The Seventieth Week, and The Coming of the Roman Prince
In Part I of this exposition, it was shown that the first Sixty-nine of the Seventy Weeks of prophetic years began on March 14, 445 B.C., with the issuing of King Artaxerxe's decree to rebuild Jerusalem (Nehemiah 2:1-8); and that the period ended on April 6 32 A.D., when our Lord rode up to Jerusalem on the foal of an ass presenting Himself as the King of Israel (Luke 19:28-44) exactly 69 sevens of years (483) to the very day. In Part II, it was established that the Seventieth Week did not follow the Sixty-ninth immediately, but that between the Sixty-ninth and the Seventieth Weeks thee is a vast gap of uncharted time which has already extended over nineteen hundred years, and therefore the Seventieth Week of years is still in the future. Coming now to an investigation of this Seventieth Week and its events, it will be necessary to reproduce only the last two verses of the prophecy, which as before are given as they appear in the King James version with the exception of a few changes taken from the American Standard Revised version and indicated by brackets:
26. And after [the] threescore and two weeks shall Messiah be cut off, [and shall have nothing]: and the people of the prince that shall come shall destroy the city and the sanctuary; and the end thereof shall be with a flood, [and even unto the end shall be war]; desolations are determined.
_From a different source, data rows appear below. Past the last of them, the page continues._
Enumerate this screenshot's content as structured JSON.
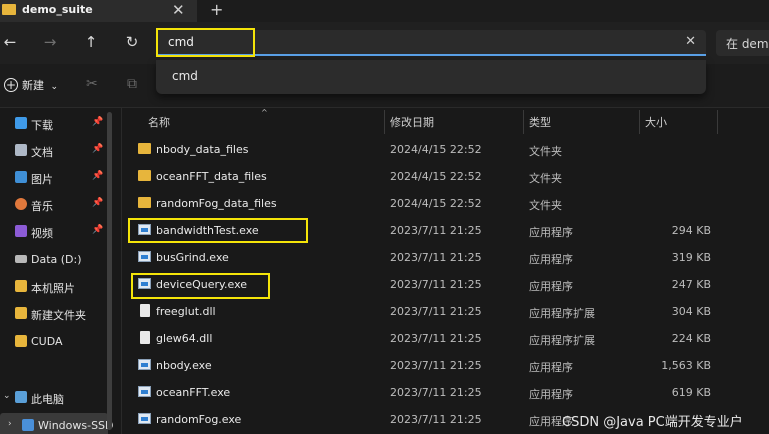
{
  "tab": {
    "title": "demo_suite",
    "close": "✕",
    "new": "+"
  },
  "nav": {
    "back": "←",
    "forward": "→",
    "up": "↑",
    "refresh": "↻"
  },
  "address": {
    "value": "cmd",
    "clear": "✕"
  },
  "search": {
    "placeholder": "在 demo"
  },
  "suggestion": {
    "label": "cmd"
  },
  "command_bar": {
    "new_label": "新建",
    "new_plus": "+",
    "chevron": "⌄",
    "cut_icon": "✂",
    "copy_icon": "⧉"
  },
  "sidebar": {
    "items": [
      {
        "label": "下载",
        "icon": "download-icon",
        "color": "#3f9ae8",
        "pinned": true,
        "pin": "📌"
      },
      {
        "label": "文档",
        "icon": "document-icon",
        "color": "#aeb8c6",
        "pinned": true,
        "pin": "📌"
      },
      {
        "label": "图片",
        "icon": "pictures-icon",
        "color": "#3f8fd6",
        "pinned": true,
        "pin": "📌"
      },
      {
        "label": "音乐",
        "icon": "music-icon",
        "color": "#e0783c",
        "pinned": true,
        "pin": "📌"
      },
      {
        "label": "视频",
        "icon": "video-icon",
        "color": "#8c5bd6",
        "pinned": true,
        "pin": "📌"
      },
      {
        "label": "Data (D:)",
        "icon": "drive-icon",
        "color": "#b8b8b8",
        "pinned": false,
        "pin": ""
      },
      {
        "label": "本机照片",
        "icon": "folder-icon",
        "color": "#e7b53c",
        "pinned": false,
        "pin": ""
      },
      {
        "label": "新建文件夹",
        "icon": "folder-icon",
        "color": "#e7b53c",
        "pinned": false,
        "pin": ""
      },
      {
        "label": "CUDA",
        "icon": "folder-icon",
        "color": "#e7b53c",
        "pinned": false,
        "pin": ""
      }
    ],
    "this_pc": {
      "label": "此电脑",
      "chevron": "⌄"
    },
    "windows_drive": {
      "label": "Windows-SSD",
      "chevron": "›"
    }
  },
  "columns": {
    "name": "名称",
    "date": "修改日期",
    "type": "类型",
    "size": "大小",
    "sort": "^"
  },
  "files": [
    {
      "name": "nbody_data_files",
      "date": "2024/4/15 22:52",
      "type": "文件夹",
      "size": "",
      "icon": "folder"
    },
    {
      "name": "oceanFFT_data_files",
      "date": "2024/4/15 22:52",
      "type": "文件夹",
      "size": "",
      "icon": "folder"
    },
    {
      "name": "randomFog_data_files",
      "date": "2024/4/15 22:52",
      "type": "文件夹",
      "size": "",
      "icon": "folder"
    },
    {
      "name": "bandwidthTest.exe",
      "date": "2023/7/11 21:25",
      "type": "应用程序",
      "size": "294 KB",
      "icon": "exe"
    },
    {
      "name": "busGrind.exe",
      "date": "2023/7/11 21:25",
      "type": "应用程序",
      "size": "319 KB",
      "icon": "exe"
    },
    {
      "name": "deviceQuery.exe",
      "date": "2023/7/11 21:25",
      "type": "应用程序",
      "size": "247 KB",
      "icon": "exe"
    },
    {
      "name": "freeglut.dll",
      "date": "2023/7/11 21:25",
      "type": "应用程序扩展",
      "size": "304 KB",
      "icon": "dll"
    },
    {
      "name": "glew64.dll",
      "date": "2023/7/11 21:25",
      "type": "应用程序扩展",
      "size": "224 KB",
      "icon": "dll"
    },
    {
      "name": "nbody.exe",
      "date": "2023/7/11 21:25",
      "type": "应用程序",
      "size": "1,563 KB",
      "icon": "exe"
    },
    {
      "name": "oceanFFT.exe",
      "date": "2023/7/11 21:25",
      "type": "应用程序",
      "size": "619 KB",
      "icon": "exe"
    },
    {
      "name": "randomFog.exe",
      "date": "2023/7/11 21:25",
      "type": "应用程序",
      "size": "",
      "icon": "exe"
    }
  ],
  "watermark": "CSDN @Java PC端开发专业户",
  "colors": {
    "highlight": "#f4e409",
    "accent": "#5aa0e6",
    "background": "#191919"
  }
}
27. And he shall [make a firm covenant] with many for one week: and in the midst of the week he shall cause the sacrifice and the oblation to cease; [and upon the wing of abominations shall come one that maketh desolate; and even unto the full end, and that determined, shall wrath be poured out upon the desolate].
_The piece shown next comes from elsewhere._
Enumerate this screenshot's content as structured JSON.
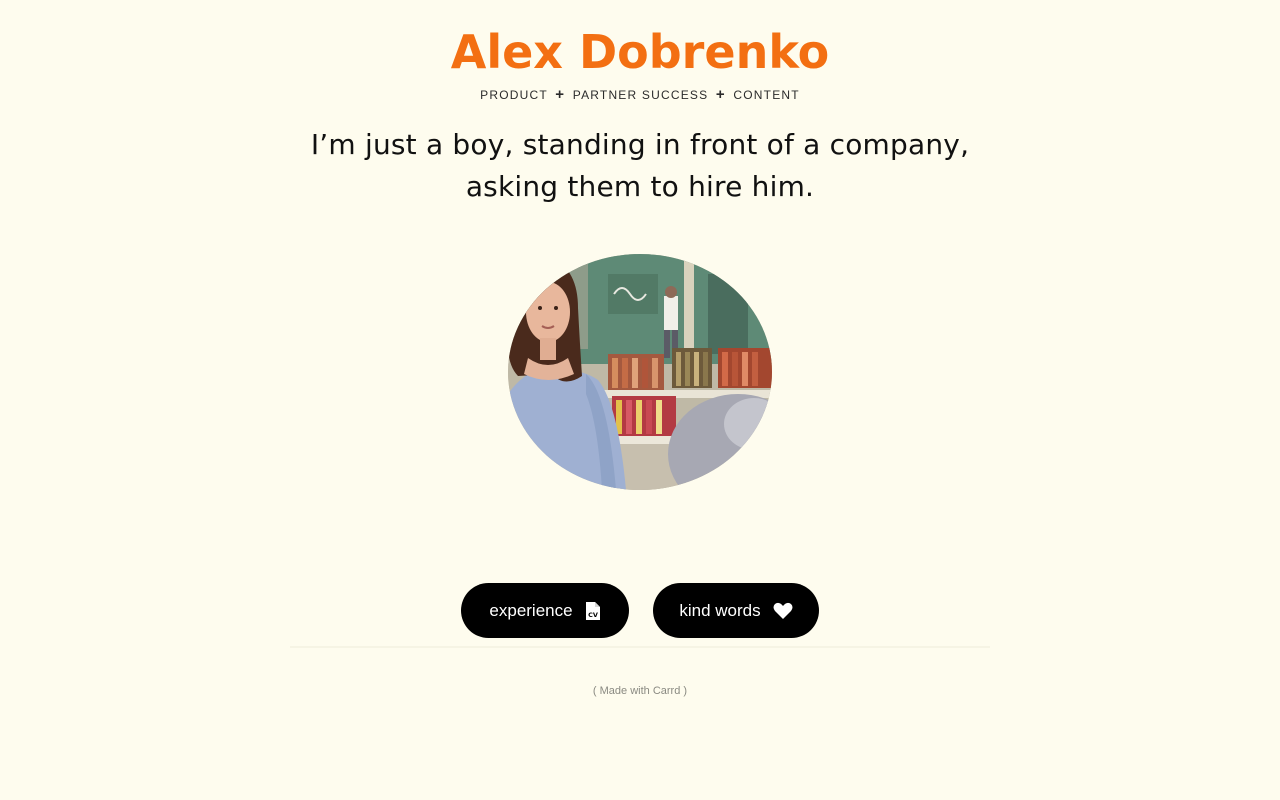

Now, the reader should notice carefully that in these verses of the prophecy there are two different princes mentioned: first, "Messiah the Prince"; and second, "the price that shall come." The expression "prince that shall come" cannot possibly refer to "Messiah, the Prince" for the simple reason that it is "the people of the prince that shall come" who are to destroy Jerusalem after the death of Messiah. And since it is now a matter of history that Jerusalem was destroyed in A.D. 70 by the Roman people, not by the Jewish people, it follows that "the prince that shall come" cannot be the Jewish Messiah but is some great prince who will arise out of the Roman Empire.
Furthermore, we need not speculate about the identity of this coming Roman prince. He is the well-known "little horn" of the seventh chapter of Daniel, with "eyes like the eyes of a man, and a mouth speaking great things," the king "more stout than his fellows," who rises swiftly among the ten kings of the Revived Roman Empire of the end-time, and who for a brief season shall wield almost unlimited power over the nations of the world. His well-known identity is undoubtedly one reason why in chapter nine he is referred to simply as "the prince that shall come." For those who had read the great vision of chapter seven, no further identification would be needed. This same prince is, in my judgment, also the "king of fierce [strong] countenance" of chapter eight, the willful king of chapter eleven, the "man of sin" of 2 Thessalonians 2:3, the beast "out of the sea" of Revelation 13:1; the last great persecutor of Israel, satan's false Christ, before whom all the world shall do homage whose names are not written in the Lamb's Book of Life. A dark and sinister figure he is, whose ominous shadow falls constantly upon the pages of divine prophecy, until he comes to his fearful doom in the lake of fire (Revelation 20:20).